On the days Sue and her friends visited Wheaton's, they often encountered groups of women from other parts of Atlantic Canada, especially New Brunswick, who travelled there to shop several times a year, and later provided a core market for their stores in that province.
In fact, the flagship Wheaton's store isn't really in the town of Berwick, but five kilometres outside it, on a picturesque country lane dotted with fields and sprawling farmhouses. Starting their retail business so far off the beaten track has never been a disadvantage-quite the opposite.
"We had to give people a reason to come, and treat them really well when they got here," Garnet says. By creating an experience for shoppers-say, of relaxing on the store's sun porch in an old-fashioned rocker after a satisfying homecooked lunch at the Cider Press Café-Wheaton's established a competitive advantage that has allowed them to hold their own against an onslaught of big box retailers.
Kay Wheaton makes her way to a quiet corner upstairs, where she sits at a heavy oak kitchen table with Garnet. If there's a piece of furniture that epitomizes this couple, it's the kitchen table. "It's a place for families to be together," Garnet says. "That's what we want our business to stand for, in people's minds: for families."

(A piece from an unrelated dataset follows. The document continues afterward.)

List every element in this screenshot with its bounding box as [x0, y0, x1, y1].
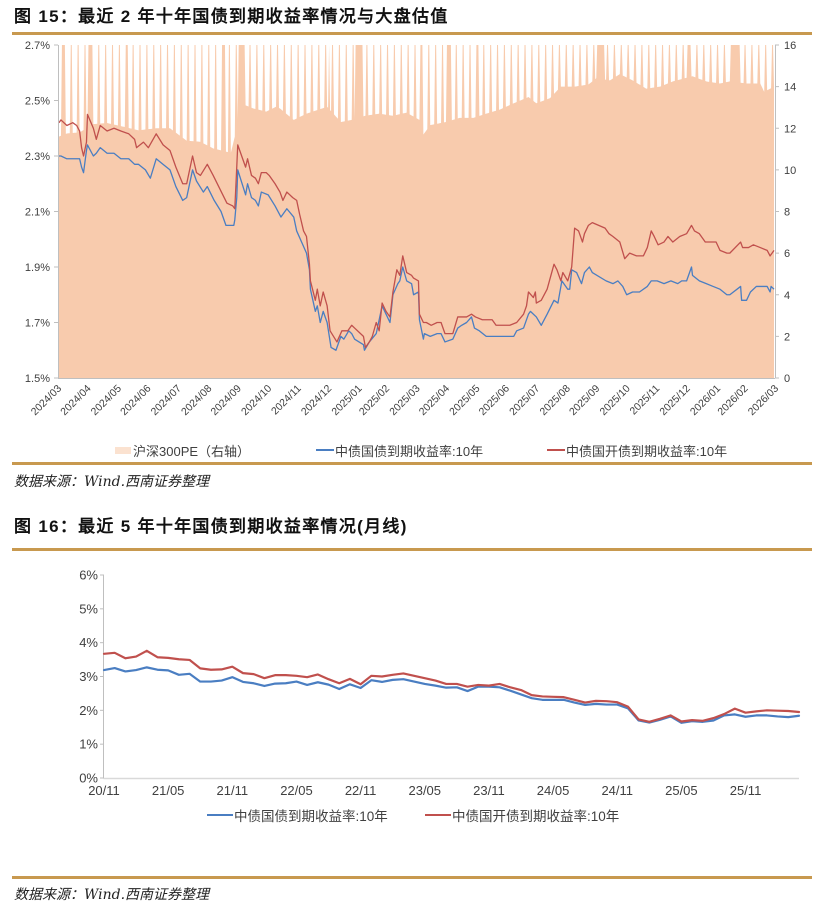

When the Wheatons call their stores a family business, they aren't simply referring to their own partnership, or the fact that their second-eldest son, Jesse, now works in the company. Kay dreams of decorating the walls of her store with portraits of families sitting around kitchen tables from Wheaton's.
As they look to the future, Kay says the most important priority is to stay true to the values that got them this far. "We want to keep doing what we're doing and become one of the great Maritime companies."
And if that goal isn't enough, there is also the small detail of their four grandsons, who, as luck may have it, could yet need braces.